Prolonged solitary confinement can fall under this definition. It is specifically defined under the UN Mandela Rules on the treatment of people in prison as “confinement […] for 22 hours or more a day without meaningful human contact” for more than 15 consecutive days.
Solitary confinement of detained children and adults with “mental or physical disabilities when their conditions would be exacerbated by such measures” is also prohibited under the rules.
Solitary confinement has been proven to cause long-term harm such as anxiety, depression, cognitive disturbances, paranoia and psychosis.
There have also been reports of an Aboriginal boy with a disability being kept in extended isolation in Queensland’s Cleveland Youth Detention Centre,
likely spending 500 days confined to his room for more than 20 hours a day.

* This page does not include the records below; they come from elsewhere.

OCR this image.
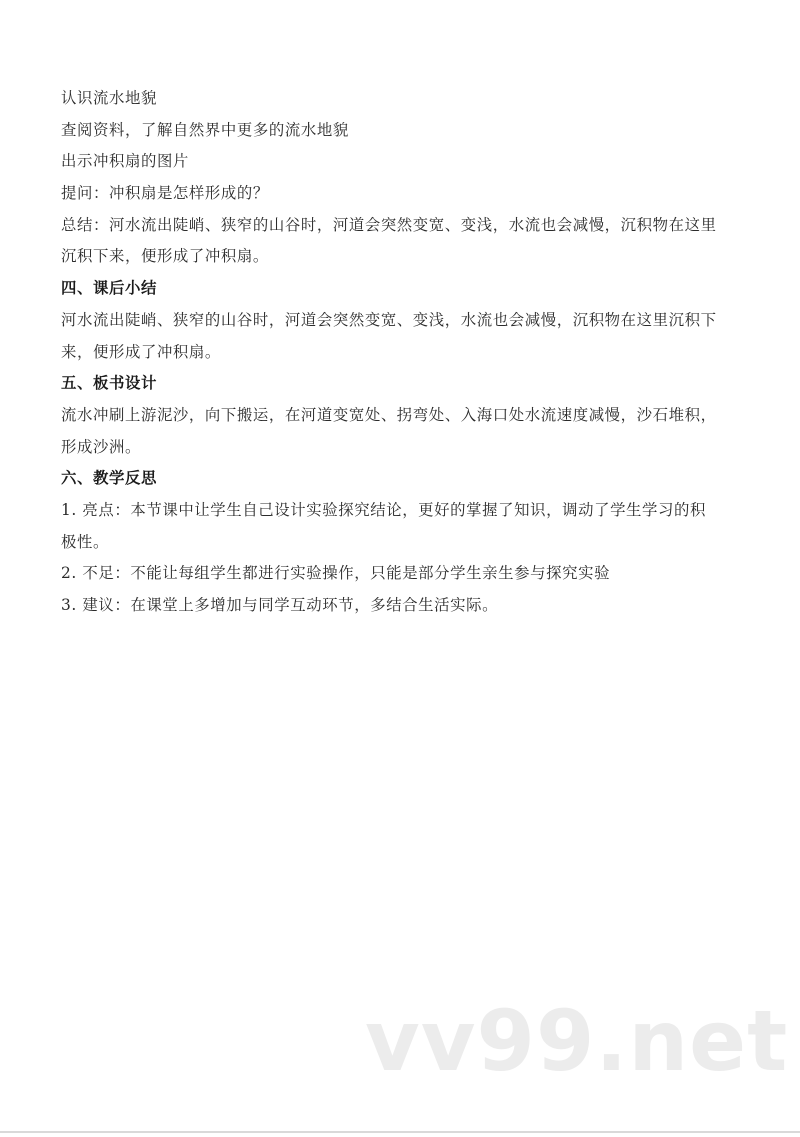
认识流水地貌
查阅资料，了解自然界中更多的流水地貌
出示冲积扇的图片
提问：冲积扇是怎样形成的？
总结：河水流出陡峭、狭窄的山谷时，河道会突然变宽、变浅，水流也会减慢，沉积物在这里
沉积下来，便形成了冲积扇。
四、课后小结
河水流出陡峭、狭窄的山谷时，河道会突然变宽、变浅，水流也会减慢，沉积物在这里沉积下
来，便形成了冲积扇。
五、板书设计
流水冲刷上游泥沙，向下搬运，在河道变宽处、拐弯处、入海口处水流速度减慢，沙石堆积，
形成沙洲。
六、教学反思
1. 亮点：本节课中让学生自己设计实验探究结论，更好的掌握了知识，调动了学生学习的积
极性。
2. 不足：不能让每组学生都进行实验操作，只能是部分学生亲生参与探究实验
3. 建议：在课堂上多增加与同学互动环节，多结合生活实际。
vv99.net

He has reportedly received no treatment because the detention service lacks the capacity to treat people with trauma-related mental health issues.
Torture is a crime and needs to be properly investigated and punished
Criminalising torture at the state and territory level can increase understanding of what actually constitutes torture among prosecutors, prison authorities and police. This can help deter torture and other unlawful practices against people in custody.

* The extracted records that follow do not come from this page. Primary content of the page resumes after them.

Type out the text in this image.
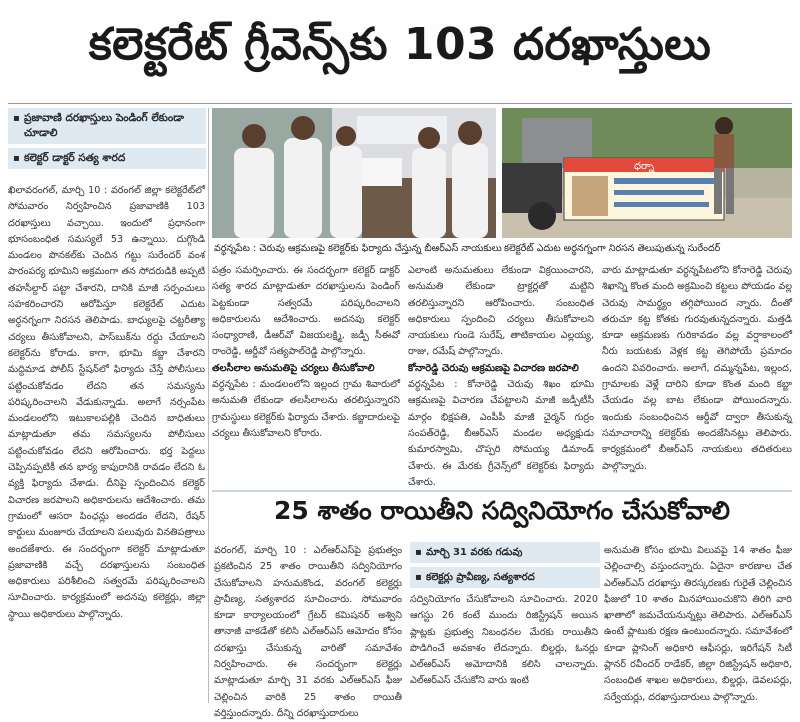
కలెక్టరేట్ గ్రీవెన్స్‌కు 103 దరఖాస్తులు
▪ ప్రజావాణి దరఖాస్తులు పెండింగ్ లేకుండా చూడాలి
▪ కలెక్టర్ డాక్టర్ సత్య శారద
ఖిలావరంగల్, మార్చి 10 : వరంగల్ జిల్లా కలెక్టరేట్‌లో సోమవారం నిర్వహించిన ప్రజావాణికి 103 దరఖాస్తులు వచ్చాయి. ఇందులో ప్రధానంగా భూసంబంధిత సమస్యలే 53 ఉన్నాయి. దుగ్గొండి మండలం పొనకల్‌కు చెందిన గట్టు సురేందర్ వంశ పారంపర్య భూమిని అక్రమంగా తన సోదరుడికి అప్పటి తహసీల్దార్ పట్టా చేశారని, దానికి మాజీ సర్పంచులు సహకరించారని ఆరోపిస్తూ కలెక్టరేట్ ఎదుట అర్ధనగ్నంగా నిరసన తెలిపాడు. బాధ్యులపై చట్టరీత్యా చర్యలు తీసుకోవాలని, పాస్‌బుక్‌ను రద్దు చేయాలని కలెక్టర్‌ను కోరాడు. కాగా, భూమి కబ్జా చేశారని మద్దిమాడ పోలీస్ స్టేషన్‌లో ఫిర్యాదు చేస్తే పోలీసులు పట్టించుకోవడం లేదని తన సమస్యను పరిష్కరించాలని వేడుకున్నాడు. అలాగే నర్సంపేట మండలంలోని ఇటుకాలపల్లికి చెందిన బాధితులు మాట్లాడుతూ తమ సమస్యలను పోలీసులు పట్టించుకోవడం లేదని ఆరోపించారు. భర్త పెద్దలు చెప్పినప్పటికీ తన భార్య కాపురానికి రావడం లేదని ఓ వ్యక్తి ఫిర్యాదు చేశాడు. దీనిపై స్పందించిన కలెక్టర్ విచారణ జరపాలని అధికారులను ఆదేశించారు. తమ గ్రామంలో ఆసరా పింఛన్లు అందడం లేదని, రేషన్ కార్డులు మంజూరు చేయాలని పలువురు వినతిపత్రాలు అందజేశారు. ఈ సందర్భంగా కలెక్టర్ మాట్లాడుతూ ప్రజావాణికి వచ్చే దరఖాస్తులను సంబంధిత అధికారులు పరిశీలించి సత్వరమే పరిష్కరించాలని సూచించారు. కార్యక్రమంలో అదనపు కలెక్టర్లు, జిల్లా స్థాయి అధికారులు పాల్గొన్నారు.
ధర్నా
వర్ధన్నపేట : చెరువు ఆక్రమణపై కలెక్టర్‌కు ఫిర్యాదు చేస్తున్న బీఆర్‌ఎస్ నాయకులు కలెక్టరేట్ ఎదుట అర్ధనగ్నంగా నిరసన తెలుపుతున్న సురేందర్
పత్రం సమర్పించారు. ఈ సందర్భంగా కలెక్టర్ డాక్టర్ సత్య శారద మాట్లాడుతూ దరఖాస్తులను పెండింగ్ పెట్టకుండా సత్వరమే పరిష్కరించాలని అధికారులను ఆదేశించారు. అదనపు కలెక్టర్ సంధ్యారాణి, డీఆర్‌వో విజయలక్ష్మి, జడ్పీ సీఈవో రాంరెడ్డి, ఆర్డీవో సత్యపాల్‌రెడ్డి పాల్గొన్నారు.
తలసీలాల అనుమతిపై చర్యలు తీసుకోవాలి
వర్ధన్నపేట : మండలంలోని ఇల్లంద గ్రామ శివారులో అనుమతి లేకుండా తలసీలాలను తరలిస్తున్నారని గ్రామస్థులు కలెక్టర్‌కు ఫిర్యాదు చేశారు. కబ్జాదారులపై చర్యలు తీసుకోవాలని కోరారు.
ఎలాంటి అనుమతులు లేకుండా విక్రయించారని, అనుమతి లేకుండా ట్రాక్టర్లతో మట్టిని తరలిస్తున్నారని ఆరోపించారు. సంబంధిత అధికారులు స్పందించి చర్యలు తీసుకోవాలని నాయకులు గుండె సురేష్, తాటికాయల ఎల్లయ్య, రాజు, రమేష్ పాల్గొన్నారు.
కోనారెడ్డి చెరువు ఆక్రమణపై విచారణ జరపాలి
వర్ధన్నపేట : కోనారెడ్డి చెరువు శిఖం భూమి ఆక్రమణపై విచారణ చేపట్టాలని మాజీ జడ్పీటీసీ మార్గం భిక్షపతి, ఎంపీపీ మాజీ చైర్మన్ గుర్రం సంపత్‌రెడ్డి, బీఆర్‌ఎస్ మండల అధ్యక్షుడు కుమారస్వామి, చొప్పరి సోమయ్య డిమాండ్ చేశారు. ఈ మేరకు గ్రీవెన్స్‌లో కలెక్టర్‌కు ఫిర్యాదు చేశారు.
వారు మాట్లాడుతూ వర్ధన్నపేటలోని కోనారెడ్డి చెరువు శిఖాన్ని కొంత మంది అక్రమించి కట్టలు పోయడం వల్ల చెరువు సామర్థ్యం తగ్గిపోయింద న్నారు. దీంతో తరుచూ కట్ట కోతకు గురవుతున్నదన్నారు. మత్తడి కూడా ఆక్రమణకు గురికావడం వల్ల వర్షాకాలంలో నీరు బయటకు వెళ్లక కట్ట తెగిపోయే ప్రమాదం ఉందని వివరించారు. అలాగే, దమ్మన్నపేట, ఇల్లంద, గ్రామాలకు వెళ్లే దారిని కూడా కొంత మంది కబ్జా చేయడం వల్ల బాట లేకుండా పోయిందన్నారు. ఇందుకు సంబంధించిన ఆర్డీవో ద్వారా తీసుకున్న సమాచారాన్ని కలెక్టర్‌కు అందజేసినట్లు తెలిపారు. కార్యక్రమంలో బీఆర్‌ఎస్ నాయకులు తదితరులు పాల్గొన్నారు.
25 శాతం రాయితీని సద్వినియోగం చేసుకోవాలి
వరంగల్, మార్చి 10 : ఎల్‌ఆర్‌ఎస్‌పై ప్రభుత్వం ప్రకటించిన 25 శాతం రాయితీని సద్వినియోగం చేసుకోవాలని హనుమకొండ, వరంగల్ కలెక్టర్లు ప్రావీణ్య, సత్యశారద సూచించారు. సోమవారం కూడా కార్యాలయంలో గ్రేటర్ కమిషనర్ అశ్విని తానాజీ వాకడేతో కలిసి ఎల్‌ఆర్‌ఎస్ ఆమోదం కోసం దరఖాస్తు చేసుకున్న వారితో సమావేశం నిర్వహించారు. ఈ సందర్భంగా కలెక్టర్లు మాట్లాడుతూ మార్చి 31 వరకు ఎల్‌ఆర్‌ఎస్ ఫీజు చెల్లించిన వారికి 25 శాతం రాయితీ వర్తిస్తుందన్నారు. దీన్ని దరఖాస్తుదారులు
▪ మార్చి 31 వరకు గడువు
▪ కలెక్టర్లు ప్రావీణ్య, సత్యశారద
సద్వినియోగం చేసుకోవాలని సూచించారు. 2020 ఆగస్టు 26 కంటే ముందు రిజిస్ట్రేషన్ అయిన ప్లాట్లకు ప్రభుత్వ నిబంధనల మేరకు రాయితీని పొడిగించే అవకాశం లేదన్నారు. బిల్డర్లు, ఓనర్లు ఎల్‌ఆర్‌ఎస్ అమోదానికి కలిసి చాలన్నారు. ఎల్‌ఆర్‌ఎస్ చేసుకోని వారు ఇంటి
అనుమతి కోసం భూమి విలువపై 14 శాతం ఫీజు చెల్లించాల్సి వస్తుందన్నారు. ఏదైనా కారణాల చేత ఎల్‌ఆర్‌ఎస్ దరఖాస్తు తిరస్కరణకు గురైతే చెల్లించిన ఫీజులో 10 శాతం మినహాయించుకొని తిరిగి వారి ఖాతాలో జమచేయనున్నట్లు తెలిపారు. ఎల్‌ఆర్‌ఎస్ ఉంటే ప్లాటుకు రక్షణ ఉంటుందన్నారు. సమావేశంలో కూడా ప్లానింగ్ అధికారి ఆఫీసర్లు, ఇరిగేషన్ సిటీ ప్లానర్ రవీందర్ రాడేకర్, జిల్లా రిజిస్ట్రేషన్ అధికారి, సంబంధిత శాఖల అధికారులు, బిల్డర్లు, డెవలపర్లు, సర్వేయర్లు, దరఖాస్తుదారులు పాల్గొన్నారు.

Victims may still be in the custody or under the control of the very authorities against whom they are making allegations. Authorities […] may lack impartiality or be under pressure to cover up allegations or to destroy evidence. The risk of retaliatory violence [is] real in many contexts.
An international study on torture prevention found that, even in countries where torture is criminalised, prosecutions are rare.
The UN Committee Against Torture has recommended Australia implement protections against retaliation for reporting torture. It recommends people have “access to effective, independent, confidential and accessible complaint mechanisms”.
While coronial inquests into deaths in custody can identify ill-treatment, they can not order compensation for victims’ surviving families. One example is the inquest into the death of Gunditjmara, Dja Dja Wurrung, Wiradjuri and Yorta Yorta woman Veronica Nelson.
The coroner found Veronica’s treatment “constituted cruel and inhumane treatment”. Compensation in cases like this often need to be pursued in civil court, as Veronica’s partner, Percy Lovett, is currently doing.
There are opportunities to pursue allegations of torture and cruel, inhuman or degrading treatment or punishment in other courts under Australia’s federal criminal law, or state and territory human rights acts. But whether there will be a prosecution under federal law is at the discretion of the Commonwealth prosecutor. When the federal law was amended in 2018, it was inferred that pre-existing state and territory non-torture criminal laws suffice. So allegations of torture could be prosecuted as other offences by state and territory prosecutors. This would not be compliant with Australia’s international obligations.
A prohibition on torture is not enough
Currently the federal government is considering whether Australia will take the step of finally having a national human rights act. But this will not guarantee Australia will honour international obligations to criminalise torture, prosecute torture and provide redress for victim-survivors.
The Istanbul Protocol describes torture as “one of the most heinous crimes known to humanity”.
Prosecuting torture and providing redress to victim-survivors should be a priority in Australia, especially given the immense power imbalance between governments and incarcerated people.